On September 4, 2023, Kalaitzakis was released from the Greek powerhouse.

===Tigers Tübingen (2023–2024)===
On December 7, 2023, Kalaitzakis signed a one-year contract with Tigers Tübingen of the German Basketball Bundesliga.

===Lietkabelis Panevėžys (2024–2025)===
On July 5, 2024, Kalaitzakis signed a one-year deal with Lietkabelis Panevėžys of the Lithuanian Basketball League (LKL) and the EuroCup.

===Maroussi (2025–2026)===
On July 28, 2025, Kalaitzakis returned to Greece, signing a two-year deal with Maroussi.

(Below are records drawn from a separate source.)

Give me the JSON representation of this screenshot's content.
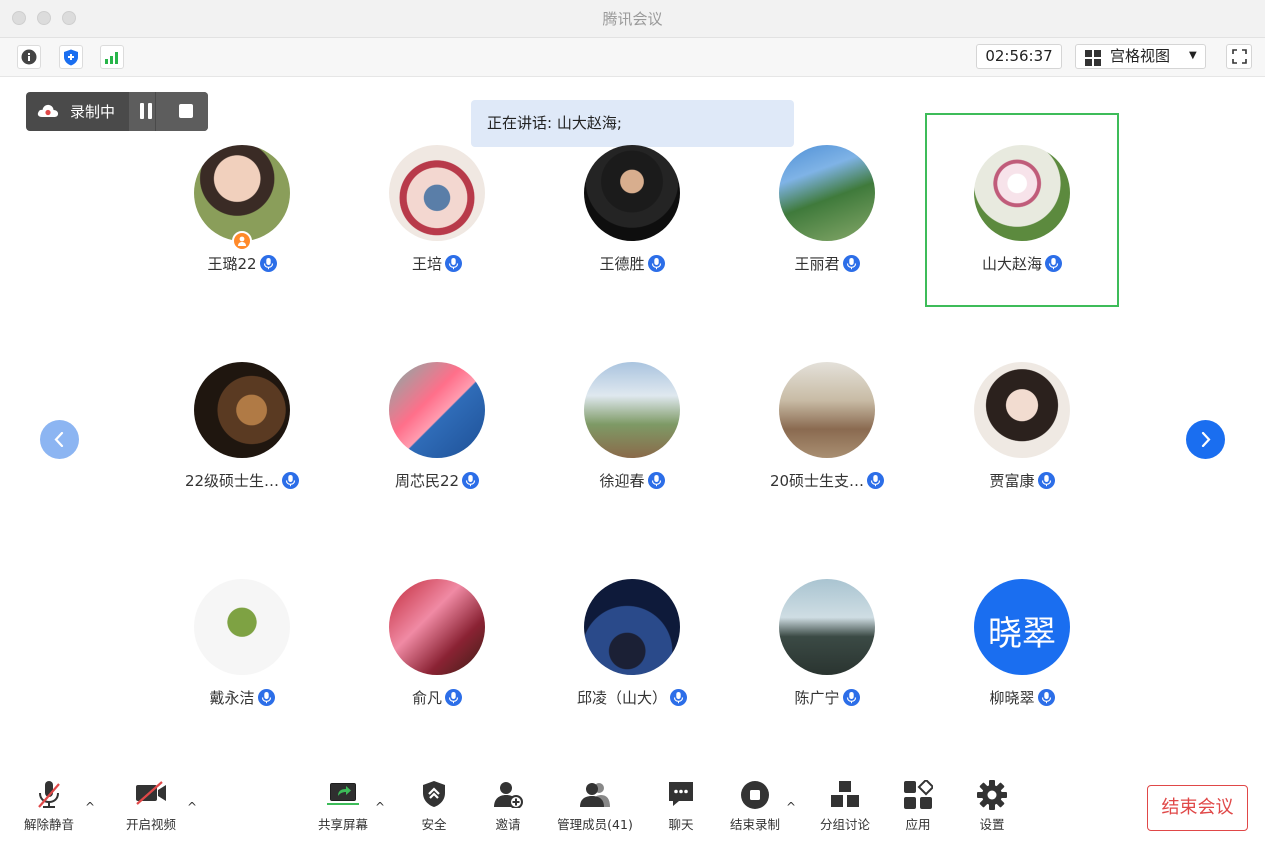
{
  "window": {
    "title": "腾讯会议"
  },
  "toolbar": {
    "timer": "02:56:37",
    "view_label": "宫格视图"
  },
  "recording": {
    "label": "录制中"
  },
  "speaking": {
    "text": "正在讲话: 山大赵海;"
  },
  "participants": [
    {
      "name": "王璐22"
    },
    {
      "name": "王培"
    },
    {
      "name": "王德胜"
    },
    {
      "name": "王丽君"
    },
    {
      "name": "山大赵海"
    },
    {
      "name": "22级硕士生…"
    },
    {
      "name": "周芯民22"
    },
    {
      "name": "徐迎春"
    },
    {
      "name": "20硕士生支…"
    },
    {
      "name": "贾富康"
    },
    {
      "name": "戴永洁"
    },
    {
      "name": "俞凡"
    },
    {
      "name": "邱凌（山大）"
    },
    {
      "name": "陈广宁"
    },
    {
      "name": "柳晓翠",
      "avatar_text": "晓翠"
    }
  ],
  "bottom": {
    "unmute": "解除静音",
    "video": "开启视频",
    "share": "共享屏幕",
    "security": "安全",
    "invite": "邀请",
    "members": "管理成员(41)",
    "chat": "聊天",
    "stop_record": "结束录制",
    "breakout": "分组讨论",
    "apps": "应用",
    "settings": "设置",
    "end": "结束会议"
  },
  "colors": {
    "accent": "#1a6ef0",
    "active_border": "#3dbc59",
    "end_red": "#e04848"
  }
}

=== Promitheas Patras (2026–present) ===
On 24 August 2026, Kalaitzakis signed with Promitheas Patras of the Greek Basketball League (GBL) and the Basketball Champions League (BCL).

==National team career==
Kalaitzakis was a member of the junior national teams of Greece. With Greece's junior national teams, he played at the 2015 FIBA Europe Under-16 Championship, the 2016 FIBA Europe Under-18 Championship, and the 2017 FIBA Europe Under-18 Championship. He also played at the 2018 FIBA Europe Under-20 Championship, and the 2019 FIBA Europe Under-20 Championship, which he led in scoring, with an average of 19.7 points per game.

==Career statistics==

===NBA===

| Year | Team | GP | GS | MPG | FG% | 3P% | FT% | RPG | APG | SPG | BPG | PPG |
| 2021–22 | Milwaukee | 9 | 0 | 5.3 | .455 | .500 | .444 | .9 | .0 | .1 | .1 | 1.8 |
| Oklahoma City | 4 | 4 | 41.4 | .464 | .364 | .476 | 3.3 | 3.0 | 2.5 | .3 | 17.5 |
| Career |  | 13 | 4 | 16.4 | .463 | .385 | .467 | 1.6 | .9 | .8 | .2 | 6.6 |

===EuroLeague===

| Year | Team | GP | GS | MPG | FG% | 3P% | FT% | RPG | APG | SPG | BPG | PPG | PIR |
| 2017–18 | Panathinaikos | 1 | 0 | 1.0 | — | — | — | — | — | — | — | 0.0 | 0.0 |
| 2018–19 | 1 | 0 | 2.0 | .000 | .000 | — | — | — | — | — | 0.0 | -3.0 |
| 2020–21 | 14 | 3 | 4.4 | .462 | .500 | .909 | .6 | .1 | .2 | .1 | 1.6 | 1.1 |
| 2022–23 | 26 | 16 | 9.8 | .347 | .211 | .636 | 1.1 | .3 | .6 | .1 | 2.0 | 1.5 |
| Career |  | 42 | 19 | 7.6 | .359 | .227 | .727 | .9 | .3 | .4 | .1 | 1.8 | 1.2 |

==Personal life==
Kalaitzakis' twin brother Panos is a professional basketball player and had been Georgios' teammate in both the Lithuanian club Nevėžis Kėdainiai as well as Panathinaikos. Their younger sibling Alexandros (born 2003) also plays basketball professionally.